Titel Einrichtung zur Erzeugung von einen Bewuchs auf einem Dach verhindernden Metallionen
Anmelder Aktiv-First GmbH, 95213 Münchberg, DE
DE-Aktenzeichen 202007000822
Date of advertisement in the Patentblatt (Patent Gazette) 16.05.2007
Registration date 12.04.2007
Application date from patent application 19.01.2007
IPC-Hauptklasse E04D 13/00(2006.01)A, F, I, 20070119, B, H, DE
IPC-Nebenklasse A01N 59/20(2006.01)A, L, I, 20070119, B, H, DE   A01N 59/16(2006.01)A, L, I, 20070119, B, H, DE   

Beschreibung[de]

Die Erfindung betrifft eine Einrichtung zur Erzeugung biozider, einen Bewuchs auf einem Dach abtötender und/oder verhindernder Metallionen durch Reaktion mit Niederschlagwasser oder mit Feuchtigkeit.

Aus der DE 20 2005 009 363 U1 ist bspw. eine Einrichtung zum Verhindern bzw. Abtöten von Bewuchs auf einem Reetdach, auf dessen Dachlatten dachabdichtende Schilfrohrbündel angebracht sind, bekannt, wobei in die Schilfrohrbündel Halmelemente einsteckbar sind, die bei einer Reaktion mit Niederschlagwasser einen Bewuchs verhindernde bzw. einen Bewuchs abtötende Metallionen erzeugen. Dabei kann an dem vom Einsteckende entfernten Endabschnitt des jeweiligen Halmelementes ein die Metallionen erzeugendes Metallelement vorgesehen sein. Dieses Metallelement kann als Metallborsten-Binselkopf oder als Metallborsten-Fächerkopf ausgebildet sein. Durch derartige Metallborsten-Binselköpfe oder Metallborsten-Fächerköpfe ist eine mehr oder weniger punktuelle Metallionenerzeugung möglich, was sich auf die Bewuchsverhinderung bzw. -abtötung entsprechend auswirkt.

Der Erfindung liegt die Aufgabe zugrunde, eine Einrichtung der eingangs genannten Art zu schaffen, die einfach ausgebildet eine großflächige Bewuchsabtötung bzw. Bewuchsverhinderung auf einem beliebigen Dach ermöglicht.

Diese Aufgabe wird erfindungsgemäß durch die Merkmale des Anspruches 1, d.h. dadurch gelöst, dass Fadenelemente aus einem biozide Metallionen erzeugenden Material zueinander parallel, eng nebeneinander vorgesehen und miteinander mittels eines Streifenelementes fest verbunden sind.

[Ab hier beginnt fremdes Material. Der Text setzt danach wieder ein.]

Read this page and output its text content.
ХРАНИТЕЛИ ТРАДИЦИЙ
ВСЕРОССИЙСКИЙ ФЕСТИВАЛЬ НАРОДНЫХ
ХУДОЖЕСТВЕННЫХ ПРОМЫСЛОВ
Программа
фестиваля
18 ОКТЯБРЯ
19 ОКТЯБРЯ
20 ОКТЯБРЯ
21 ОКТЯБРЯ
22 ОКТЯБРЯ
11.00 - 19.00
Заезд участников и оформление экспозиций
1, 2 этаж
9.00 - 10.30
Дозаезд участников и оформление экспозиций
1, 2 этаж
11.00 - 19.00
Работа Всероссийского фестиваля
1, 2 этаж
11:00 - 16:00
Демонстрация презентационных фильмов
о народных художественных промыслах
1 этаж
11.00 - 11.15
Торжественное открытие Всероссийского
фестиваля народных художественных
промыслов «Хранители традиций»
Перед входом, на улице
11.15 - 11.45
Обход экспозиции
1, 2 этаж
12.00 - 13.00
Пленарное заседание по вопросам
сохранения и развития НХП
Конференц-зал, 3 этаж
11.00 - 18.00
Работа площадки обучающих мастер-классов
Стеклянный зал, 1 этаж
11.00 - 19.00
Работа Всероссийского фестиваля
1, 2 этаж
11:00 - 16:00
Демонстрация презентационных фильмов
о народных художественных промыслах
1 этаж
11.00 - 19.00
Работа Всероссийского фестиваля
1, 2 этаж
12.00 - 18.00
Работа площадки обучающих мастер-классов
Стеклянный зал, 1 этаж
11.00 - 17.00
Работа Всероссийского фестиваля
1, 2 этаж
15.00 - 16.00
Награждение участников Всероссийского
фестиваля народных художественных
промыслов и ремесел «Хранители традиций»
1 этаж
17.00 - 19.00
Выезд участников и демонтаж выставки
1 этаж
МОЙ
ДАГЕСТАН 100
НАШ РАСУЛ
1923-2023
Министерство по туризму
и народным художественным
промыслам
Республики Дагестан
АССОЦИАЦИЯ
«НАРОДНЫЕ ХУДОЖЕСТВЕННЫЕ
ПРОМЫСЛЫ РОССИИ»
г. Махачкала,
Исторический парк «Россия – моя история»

Dabei können die Fadenelemente in mindestens einer Reihe zueinander parallel und eng nebeneinander, d.h. einlagig, vorgesehen sein. Eine andere Möglichkeit besteht darin, dass die Fadenelemente in einer Anzahl Reihen übereinander, zueinander parallel und eng nebeneinander, d.h. mehrlagig, vorgesehen sind.

Die Fadenelemente können bei der erfindungsgemäßen Einrichtung aus jedem beliebigen, durch Reaktion mit Niederschlagwasser biozide Metallionen erzeugenden Material bestehen. Bspw. bestehen die Fadenelemente aus Kupferdraht o.dgl. Dabei kann der Kupferdraht z.B. durch Wiederverwendung von alten Kupferleitungen, Kupfer-Litzenkabeln o.dgl. gewonnen werden. Desgleichen ist es bspw. möglich, dass die Fadenelemente dünne Streifen aus einem Folienmaterial – nach Art von Lametta-Streifen – sind. Die Fadenelemente können einen runden, einen eckigen, einen flacheckigen, ovalen oder beliebig anderen Querschnitt besitzen.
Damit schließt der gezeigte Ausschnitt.